22-11-1914 Ferenczi à Freud

517 Fer

Papa, den 22 November 1914

Cher Monsieur le Professeur,

Mon long silence doit avoir pour cause une résistance ; mais je ne sais pas ce qui a pu l’actualiser.

Du point de vue analytique, mon état peut se caractériser à présent de la façon suivante : je me sens assez à l’aise dans la situation militaire homosexuelle; quelque chose en moi semble s’en accommoder parfaite­ment. La raison s’insurge toutefois contre cette façon de gaspiller la vie et le temps ; c’est pourquoi, à Budapest, j’ai mis en marche tout ce qui était possible pour accélérer ma mutation. – Les indispositions nocturnes et les rêves qui les accompagnent trahissent à peu près ceci : si mon travail de rêve réussit à réconcilier, d’une façon ou d’une autre, les courants homo­sexuel et hétérosexuel, alors je dors bien et me réveille frais et dispos ; sinon, mes malaises surviennent. — J’aimerais transcrire pour la Zeitschrift un rêve très intéressant qui, par ailleurs, explique un épisode biblique, celui de la chute de Sodome et Gomorrhe Il résulte de l’analyse que la femme de Loth a été changée en statue de sel non seulement parce qu’elle s’est retournée pour voir les villes en flammes, mais aussi parce que le sel symbolise en même temps le mode pervers de satisfaction sexuelle dans ces cités (le cunnilingus, osv.). (Explication, en même temps, de l’expression hongroise : « même un vieux bouc lèche volontiers du sel ».)

J’ai un peu plus à faire ici dans l’exercice de mes fonctions, car je prends mes tâches sanitaires au sérieux.
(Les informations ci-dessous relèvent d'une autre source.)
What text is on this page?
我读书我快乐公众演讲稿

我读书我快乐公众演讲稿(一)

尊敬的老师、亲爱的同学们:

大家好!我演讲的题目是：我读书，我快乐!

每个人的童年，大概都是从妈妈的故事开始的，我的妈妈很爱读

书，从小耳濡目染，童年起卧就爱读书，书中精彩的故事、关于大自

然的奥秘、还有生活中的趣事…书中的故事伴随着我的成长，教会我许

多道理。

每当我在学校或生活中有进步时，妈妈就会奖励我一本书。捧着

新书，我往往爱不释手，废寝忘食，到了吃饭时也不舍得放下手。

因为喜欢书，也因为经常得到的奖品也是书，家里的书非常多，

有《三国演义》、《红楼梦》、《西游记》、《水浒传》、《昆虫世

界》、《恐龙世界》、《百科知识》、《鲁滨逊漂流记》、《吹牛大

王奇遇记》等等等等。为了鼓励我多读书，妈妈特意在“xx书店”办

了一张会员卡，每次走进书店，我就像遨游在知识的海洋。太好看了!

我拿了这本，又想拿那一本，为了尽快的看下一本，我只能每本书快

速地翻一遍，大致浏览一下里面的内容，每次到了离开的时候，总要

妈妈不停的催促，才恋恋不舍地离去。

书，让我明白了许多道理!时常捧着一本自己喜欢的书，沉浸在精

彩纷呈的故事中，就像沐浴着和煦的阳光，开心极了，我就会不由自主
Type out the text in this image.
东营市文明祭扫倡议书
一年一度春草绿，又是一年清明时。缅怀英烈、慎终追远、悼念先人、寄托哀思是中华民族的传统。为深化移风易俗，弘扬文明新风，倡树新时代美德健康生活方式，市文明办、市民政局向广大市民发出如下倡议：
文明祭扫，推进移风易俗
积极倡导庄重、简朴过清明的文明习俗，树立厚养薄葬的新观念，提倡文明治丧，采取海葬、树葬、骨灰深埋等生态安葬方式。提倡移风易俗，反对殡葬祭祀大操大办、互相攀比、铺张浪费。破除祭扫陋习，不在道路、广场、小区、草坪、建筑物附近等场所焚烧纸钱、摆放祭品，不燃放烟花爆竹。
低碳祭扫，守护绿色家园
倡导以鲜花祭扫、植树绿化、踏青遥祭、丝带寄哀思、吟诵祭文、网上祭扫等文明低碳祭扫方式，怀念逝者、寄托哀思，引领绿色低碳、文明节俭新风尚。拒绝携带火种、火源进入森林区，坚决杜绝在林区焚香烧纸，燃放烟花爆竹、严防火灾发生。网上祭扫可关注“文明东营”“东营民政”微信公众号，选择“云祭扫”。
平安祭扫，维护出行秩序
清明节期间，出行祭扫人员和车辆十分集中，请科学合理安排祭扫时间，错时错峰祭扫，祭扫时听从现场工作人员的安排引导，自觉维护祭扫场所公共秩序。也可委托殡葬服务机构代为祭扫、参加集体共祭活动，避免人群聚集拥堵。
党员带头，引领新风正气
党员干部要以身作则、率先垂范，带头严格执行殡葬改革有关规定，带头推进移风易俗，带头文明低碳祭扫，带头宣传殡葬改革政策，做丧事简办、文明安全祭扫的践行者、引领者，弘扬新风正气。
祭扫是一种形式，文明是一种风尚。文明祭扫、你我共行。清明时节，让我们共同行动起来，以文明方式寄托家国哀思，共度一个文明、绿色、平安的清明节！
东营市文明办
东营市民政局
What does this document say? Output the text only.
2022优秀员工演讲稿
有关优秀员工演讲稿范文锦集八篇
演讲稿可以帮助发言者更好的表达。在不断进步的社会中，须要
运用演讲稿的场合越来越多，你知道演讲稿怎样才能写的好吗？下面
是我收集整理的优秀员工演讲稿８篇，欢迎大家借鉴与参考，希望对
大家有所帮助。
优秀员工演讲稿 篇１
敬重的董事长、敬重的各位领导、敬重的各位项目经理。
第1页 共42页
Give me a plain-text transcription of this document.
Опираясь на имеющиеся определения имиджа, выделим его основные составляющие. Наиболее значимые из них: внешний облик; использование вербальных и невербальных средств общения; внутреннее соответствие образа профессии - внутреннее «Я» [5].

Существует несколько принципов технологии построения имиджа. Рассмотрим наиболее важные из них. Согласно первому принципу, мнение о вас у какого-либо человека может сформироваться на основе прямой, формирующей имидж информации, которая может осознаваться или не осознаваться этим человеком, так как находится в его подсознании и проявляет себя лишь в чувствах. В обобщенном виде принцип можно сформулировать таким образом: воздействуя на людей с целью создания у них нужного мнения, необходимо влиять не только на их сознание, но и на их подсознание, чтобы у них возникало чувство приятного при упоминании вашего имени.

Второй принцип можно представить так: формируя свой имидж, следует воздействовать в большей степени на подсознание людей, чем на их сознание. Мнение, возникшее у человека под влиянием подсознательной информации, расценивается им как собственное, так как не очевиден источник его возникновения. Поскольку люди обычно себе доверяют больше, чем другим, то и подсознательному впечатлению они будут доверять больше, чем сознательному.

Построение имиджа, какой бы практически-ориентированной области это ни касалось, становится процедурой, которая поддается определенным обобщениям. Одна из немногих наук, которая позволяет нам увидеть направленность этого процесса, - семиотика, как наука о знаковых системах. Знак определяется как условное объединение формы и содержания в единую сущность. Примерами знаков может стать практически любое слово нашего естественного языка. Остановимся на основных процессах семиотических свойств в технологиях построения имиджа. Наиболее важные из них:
Moyennant quoi, j’ai déjà été proposé pour une promotion par le commandant, de sorte qu’on me donnera bientôt le titre de « médecin-chef ».

Aujourd’hui, je reçois des visiteurs très chers de Budapest : Madame G. et sa sœur (2) viennent voir mon logement à Papa.

Entre-temps, mon incognito ici a été honteusement détruit : les jeunes dames m’ont fait inviter pour une conférence sur la psychanalyse. J’espère que je pourrai exprimer mon refus, avec mes regrets, en datant ma lettre de Budapest. – Je dois dire, d’un autre côté, qu’il y a beaucoup d’obstacles à une mutation en pleine guerre.

Je vous remercie de l’envoi des épreuves. Elles sont, pour ainsi dire, une exhortation à ne pas oublier la science. Il est curieux de voir combien me paraissent évidentes, maintenant, les idées révolutionnaires qu’elles recèlent.

J’ai eu ici une séance d’analyse. Mais la patiente n’est pas revenue après la première fois.

Possédez-vous déjà des renseignements détaillés sur le décès de votre frère ? Madame G. et moi-même avons tous deux pensé, malgré nous, à la prophétie de Jung s. Nous voulons espérer que le destin se satisfera d’un seul accident dans la famille.

Salutations cordiales de votre Ferenczi

1. Genèse, XIX, 1-26. Il n’a été trouvé aucune note de Ferenczi sur ce thème.

2. Sarolta Morando, née Altschul.

3. Allusion non éclaircie. Voir cependant 519 F et 520 F.